METALLIAN: This album is promoted and marketed as ‘heavy, heavier, heaviest.’ Why?
JAMES MURPHY: Marketing people can’t do their jobs unless they have something to say. There is some truth to every marketing campaign and this is the truth. They didn’t want us to write a heavy album. They wanted us to write an alternative album and be hip and trendy, but we ignored them.
METALLIAN: What makes Low Testament’s heaviest?
JAMES MURPHY: Power and aggression. Low has a great feeling, and a groove. It’s not contrived or phoney. It’s a very catchy album with memorable hooks and rifts. We didn’t sit down and meticulously plan it. We just let it happen. There was no influence by the label on the album.
METALLIAN: Tell me the meaning behind the title.
JAMES MURPHY: It’s the catchiest song on the album and it conveys best what we want to put forth. Chuck sings on the lower register ‘cause we’ve tuned down the guitars - to C sharp on side one, and D on the rest of the album. We tune to whatever seems right.
METALLIAN: P.C. complains about corporate America. However, Atlantic is a corporation for which you earn money.
JAMES MURPHY: I think you are misinterpreting it. I would also challenge you on the notion that we are earning money for them (laughs). We are not complaining about corporations in general. We are talking about those, which control the textile and fuel industries. They put pressure on the government to keep alternative sources of energy out of the way - we are talking about hemp. The music industry has nothing to do with that.
METALLIAN: Apart from James Murphy, ex-Evil Dead drummer Jon Dette is also new to the fold.
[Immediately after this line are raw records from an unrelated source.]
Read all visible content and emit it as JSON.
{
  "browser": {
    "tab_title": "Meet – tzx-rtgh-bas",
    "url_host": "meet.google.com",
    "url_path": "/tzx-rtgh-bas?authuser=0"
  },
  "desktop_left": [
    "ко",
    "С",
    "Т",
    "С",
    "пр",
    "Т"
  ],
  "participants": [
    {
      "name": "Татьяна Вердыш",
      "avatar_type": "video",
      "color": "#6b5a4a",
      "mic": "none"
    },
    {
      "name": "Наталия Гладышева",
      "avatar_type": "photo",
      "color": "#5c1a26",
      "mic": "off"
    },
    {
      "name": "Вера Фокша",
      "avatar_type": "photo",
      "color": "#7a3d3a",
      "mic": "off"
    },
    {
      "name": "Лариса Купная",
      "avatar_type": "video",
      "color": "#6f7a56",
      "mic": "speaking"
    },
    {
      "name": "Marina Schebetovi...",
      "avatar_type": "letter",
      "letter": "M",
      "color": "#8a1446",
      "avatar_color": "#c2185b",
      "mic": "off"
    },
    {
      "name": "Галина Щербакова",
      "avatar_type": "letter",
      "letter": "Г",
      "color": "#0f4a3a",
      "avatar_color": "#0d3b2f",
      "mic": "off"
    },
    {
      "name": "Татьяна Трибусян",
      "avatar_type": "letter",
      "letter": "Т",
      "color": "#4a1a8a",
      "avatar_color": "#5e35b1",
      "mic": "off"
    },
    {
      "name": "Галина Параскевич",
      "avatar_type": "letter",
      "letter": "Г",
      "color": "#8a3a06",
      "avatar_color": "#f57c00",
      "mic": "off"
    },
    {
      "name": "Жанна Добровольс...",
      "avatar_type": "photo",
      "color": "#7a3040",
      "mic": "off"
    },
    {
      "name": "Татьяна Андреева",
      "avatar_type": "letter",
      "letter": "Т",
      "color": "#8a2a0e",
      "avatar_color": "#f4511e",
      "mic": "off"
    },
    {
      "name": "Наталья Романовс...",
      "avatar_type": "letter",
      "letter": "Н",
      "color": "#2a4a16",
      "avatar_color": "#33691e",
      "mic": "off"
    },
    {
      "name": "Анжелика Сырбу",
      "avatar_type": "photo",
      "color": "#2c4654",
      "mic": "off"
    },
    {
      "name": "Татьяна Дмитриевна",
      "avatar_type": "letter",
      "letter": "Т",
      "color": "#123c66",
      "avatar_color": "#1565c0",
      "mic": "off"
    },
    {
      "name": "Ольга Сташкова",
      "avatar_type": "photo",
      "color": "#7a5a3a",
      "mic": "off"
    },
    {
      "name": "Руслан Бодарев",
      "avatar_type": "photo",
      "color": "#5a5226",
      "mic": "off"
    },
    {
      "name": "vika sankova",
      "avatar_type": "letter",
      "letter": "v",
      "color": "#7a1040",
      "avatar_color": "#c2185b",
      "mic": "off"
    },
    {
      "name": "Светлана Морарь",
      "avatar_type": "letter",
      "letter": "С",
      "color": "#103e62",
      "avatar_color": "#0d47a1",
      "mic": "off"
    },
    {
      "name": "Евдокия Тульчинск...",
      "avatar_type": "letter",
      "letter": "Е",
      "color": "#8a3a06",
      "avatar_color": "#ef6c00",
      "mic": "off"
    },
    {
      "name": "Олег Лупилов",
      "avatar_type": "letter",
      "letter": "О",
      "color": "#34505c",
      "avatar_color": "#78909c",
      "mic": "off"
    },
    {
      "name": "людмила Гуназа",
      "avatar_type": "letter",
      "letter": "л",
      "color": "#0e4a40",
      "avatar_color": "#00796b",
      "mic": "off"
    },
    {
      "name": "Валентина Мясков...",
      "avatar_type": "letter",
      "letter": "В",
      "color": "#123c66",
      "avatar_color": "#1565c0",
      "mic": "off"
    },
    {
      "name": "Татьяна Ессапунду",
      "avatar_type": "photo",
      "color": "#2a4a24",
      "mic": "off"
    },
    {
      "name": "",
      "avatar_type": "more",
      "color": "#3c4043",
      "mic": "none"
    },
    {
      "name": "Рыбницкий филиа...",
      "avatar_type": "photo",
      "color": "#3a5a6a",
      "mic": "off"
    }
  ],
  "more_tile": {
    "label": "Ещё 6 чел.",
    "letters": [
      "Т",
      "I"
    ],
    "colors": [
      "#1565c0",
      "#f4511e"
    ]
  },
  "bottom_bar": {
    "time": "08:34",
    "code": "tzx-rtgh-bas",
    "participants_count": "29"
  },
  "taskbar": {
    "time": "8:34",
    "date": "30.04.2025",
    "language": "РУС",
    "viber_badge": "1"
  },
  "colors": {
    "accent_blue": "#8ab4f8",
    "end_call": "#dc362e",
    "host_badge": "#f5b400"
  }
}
JAMES MURPHY: John Tempesta departed to join White Zombie. It turned out that Evil Dead, now called Terror, were jamming at the same place as White Zombie. As John was passing by Terror’s rehearsal he heard Jon jamming some Testament tunes. John stuck his head in and told him he should audition for us. Terror were upset at losing their drummer, but they understood.
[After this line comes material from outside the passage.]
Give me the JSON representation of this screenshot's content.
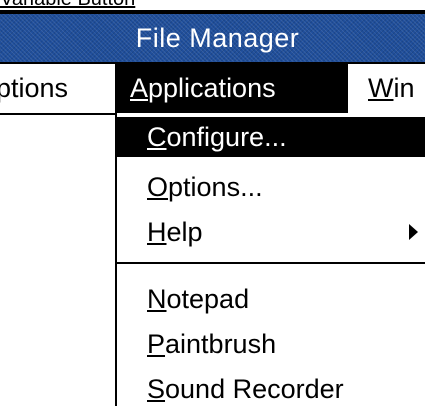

METALLIAN: Since you have a background stemming from the underground metal scene, I wonder what you think of the big black metal influx currently.
JAMES MURPHY: I don’t see it getting huge. It might be bigger because of sensationalism, but Satanic metal is only sensational to those people who are shocked or offended by it. I am agnostic. I can’t be shocked by anything they do. They run around with make-up and they have fake blood and swords - it doesn’t impress, frighten or intrigue me. I’ll listen to a black metal band if they are good. Although, very few of them have anything to say musically. They range in age from 12 to 15 and they think they are really bad and evil: ‘Oh, we’ve got the black metal mafia, and we’ll kill you.’ They live sheltered lives. Bring them to a tough urban neighbourhood in the U.S.A and leave them there on their own. Then see how long it takes for them to shit their pants and cry to go home to mummy. See if Satan’s gonna help them in a crack neighbourhood!
METALLIAN: Finally, what were the difficulties in your release from your Roadrunner contract and what are the chances of a second Disincarnate album in the future?
JAMES MURPHY: Roadrunner was actually going to release me. The Disincarnate album did OK, but it didn’t make me any money. It cost me money! When they heard about Testament’s interest in me, they decided not to drop me! Now I have a suspension contract to be in this band. Should I leave Testament, I still have to pay them advances I owe them. They are allowed to recoup off any money I make with Testament. Basically, they have me. Maybe I’ll do another Disincarnate or solo album on Roadrunner!
This interview initially appeared in Pit Magazine No. 13.